Indian publishing house

Spenta Multimedia is a publishing house that undertakes assignments in the field of Content Generation with Design, Event Management, Commercial Printing, Digital Publishing and Web Design.

== History ==
Spenta Multimedia was founded by Maneck Davar in the year 1995. He contributed to The Indian Express newspaper and he was a part of the campaign against Reliance Industries along with Ramnath Goenka. Davar is also known from printing and publishing the Bi-monthly Magazine called 'Liquid magazine'. Spenta Multimedia acquired The 'Mumbai Boat Show' and Blue Water Publications in September 2009.

The company's printing press is located at Ambernath, Mumbai. Spenta Multimedia established its digital arm of business to undertake online initiatives in May 2008 and was referred to as Spenta Multimedia Online. In May 2015, the digital arm of the company was registered as Spenta Digital Pvt. Ltd. The office is situated in Lower Parel, Mumbai.

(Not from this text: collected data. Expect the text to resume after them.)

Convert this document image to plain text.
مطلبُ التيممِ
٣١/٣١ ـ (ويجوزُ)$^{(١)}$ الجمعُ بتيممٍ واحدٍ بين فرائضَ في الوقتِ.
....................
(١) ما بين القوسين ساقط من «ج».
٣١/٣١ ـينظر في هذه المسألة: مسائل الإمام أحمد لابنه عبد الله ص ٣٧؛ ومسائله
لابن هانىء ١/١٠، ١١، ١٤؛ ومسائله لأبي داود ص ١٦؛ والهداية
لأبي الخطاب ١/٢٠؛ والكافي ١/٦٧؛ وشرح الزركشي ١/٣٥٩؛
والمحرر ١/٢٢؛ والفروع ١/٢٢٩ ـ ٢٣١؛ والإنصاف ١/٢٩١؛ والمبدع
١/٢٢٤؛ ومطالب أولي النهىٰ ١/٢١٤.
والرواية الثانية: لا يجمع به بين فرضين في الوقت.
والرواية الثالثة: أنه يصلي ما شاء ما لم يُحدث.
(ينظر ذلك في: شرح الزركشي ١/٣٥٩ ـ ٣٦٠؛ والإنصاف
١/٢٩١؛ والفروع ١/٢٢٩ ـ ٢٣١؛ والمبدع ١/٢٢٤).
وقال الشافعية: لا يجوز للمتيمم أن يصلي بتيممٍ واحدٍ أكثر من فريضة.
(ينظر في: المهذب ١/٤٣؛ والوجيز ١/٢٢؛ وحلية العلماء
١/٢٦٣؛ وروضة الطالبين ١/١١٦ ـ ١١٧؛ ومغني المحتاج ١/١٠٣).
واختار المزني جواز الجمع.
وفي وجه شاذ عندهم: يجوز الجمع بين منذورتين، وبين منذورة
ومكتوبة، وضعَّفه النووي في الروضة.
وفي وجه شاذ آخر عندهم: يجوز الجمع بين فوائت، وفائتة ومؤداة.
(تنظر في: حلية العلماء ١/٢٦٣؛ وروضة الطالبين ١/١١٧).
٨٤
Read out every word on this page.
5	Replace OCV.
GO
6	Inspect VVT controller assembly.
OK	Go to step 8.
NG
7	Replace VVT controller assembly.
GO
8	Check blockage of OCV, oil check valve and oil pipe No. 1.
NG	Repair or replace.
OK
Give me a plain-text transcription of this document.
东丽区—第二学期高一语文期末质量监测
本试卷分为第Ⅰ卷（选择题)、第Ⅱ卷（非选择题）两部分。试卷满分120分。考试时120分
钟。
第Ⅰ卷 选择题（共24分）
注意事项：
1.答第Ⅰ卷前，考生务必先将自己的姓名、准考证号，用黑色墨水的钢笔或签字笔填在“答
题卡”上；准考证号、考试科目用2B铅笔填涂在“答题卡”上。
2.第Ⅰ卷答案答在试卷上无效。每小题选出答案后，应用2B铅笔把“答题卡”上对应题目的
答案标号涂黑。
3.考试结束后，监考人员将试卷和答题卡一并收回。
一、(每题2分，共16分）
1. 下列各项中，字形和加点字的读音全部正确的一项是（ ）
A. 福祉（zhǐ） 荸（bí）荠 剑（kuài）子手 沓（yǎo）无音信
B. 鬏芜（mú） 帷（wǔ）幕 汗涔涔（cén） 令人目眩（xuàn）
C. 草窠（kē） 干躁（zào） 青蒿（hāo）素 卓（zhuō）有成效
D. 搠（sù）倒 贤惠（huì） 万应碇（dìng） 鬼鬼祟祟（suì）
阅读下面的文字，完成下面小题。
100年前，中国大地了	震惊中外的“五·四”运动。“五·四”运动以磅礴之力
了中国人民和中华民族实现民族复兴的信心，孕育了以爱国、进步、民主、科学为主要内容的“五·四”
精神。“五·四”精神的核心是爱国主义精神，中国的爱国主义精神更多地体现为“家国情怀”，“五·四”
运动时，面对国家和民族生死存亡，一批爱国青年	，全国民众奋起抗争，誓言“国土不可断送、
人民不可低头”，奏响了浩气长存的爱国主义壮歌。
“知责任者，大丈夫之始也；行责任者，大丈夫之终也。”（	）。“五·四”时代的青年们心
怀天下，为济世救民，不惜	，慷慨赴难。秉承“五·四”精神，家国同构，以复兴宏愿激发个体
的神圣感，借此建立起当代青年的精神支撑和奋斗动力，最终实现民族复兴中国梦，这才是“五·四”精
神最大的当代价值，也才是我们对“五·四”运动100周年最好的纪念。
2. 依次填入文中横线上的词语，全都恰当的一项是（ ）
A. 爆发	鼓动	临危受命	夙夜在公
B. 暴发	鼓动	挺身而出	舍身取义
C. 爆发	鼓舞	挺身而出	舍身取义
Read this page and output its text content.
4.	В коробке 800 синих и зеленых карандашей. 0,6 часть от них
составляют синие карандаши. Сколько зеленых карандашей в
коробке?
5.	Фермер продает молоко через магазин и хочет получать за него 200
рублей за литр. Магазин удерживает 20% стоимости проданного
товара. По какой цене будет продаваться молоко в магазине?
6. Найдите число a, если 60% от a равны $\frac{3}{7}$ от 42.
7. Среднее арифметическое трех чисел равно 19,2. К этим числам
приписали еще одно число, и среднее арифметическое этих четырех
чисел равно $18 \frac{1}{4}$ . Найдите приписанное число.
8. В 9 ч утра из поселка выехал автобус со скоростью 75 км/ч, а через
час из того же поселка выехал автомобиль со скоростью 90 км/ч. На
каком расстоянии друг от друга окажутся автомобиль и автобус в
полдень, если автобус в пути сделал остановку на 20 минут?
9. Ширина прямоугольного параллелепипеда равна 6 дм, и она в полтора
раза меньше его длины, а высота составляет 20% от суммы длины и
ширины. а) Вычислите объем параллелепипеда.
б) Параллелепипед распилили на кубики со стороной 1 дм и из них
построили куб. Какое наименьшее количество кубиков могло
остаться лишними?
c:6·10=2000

== Awards and recognition ==
The company received several awards such as Consumer Magazine Printer Of The Year in 2012, and the 'International Property Awards Asia Pacific' in 2013 for building the Wadhwa Group realty website. On 24 July 2015, Spenta Multimedia bagged the CMO Asia Real Estate Excellence Award for designing the LNT Realty website as the Most Admired Real Estate Website of the Year 2015.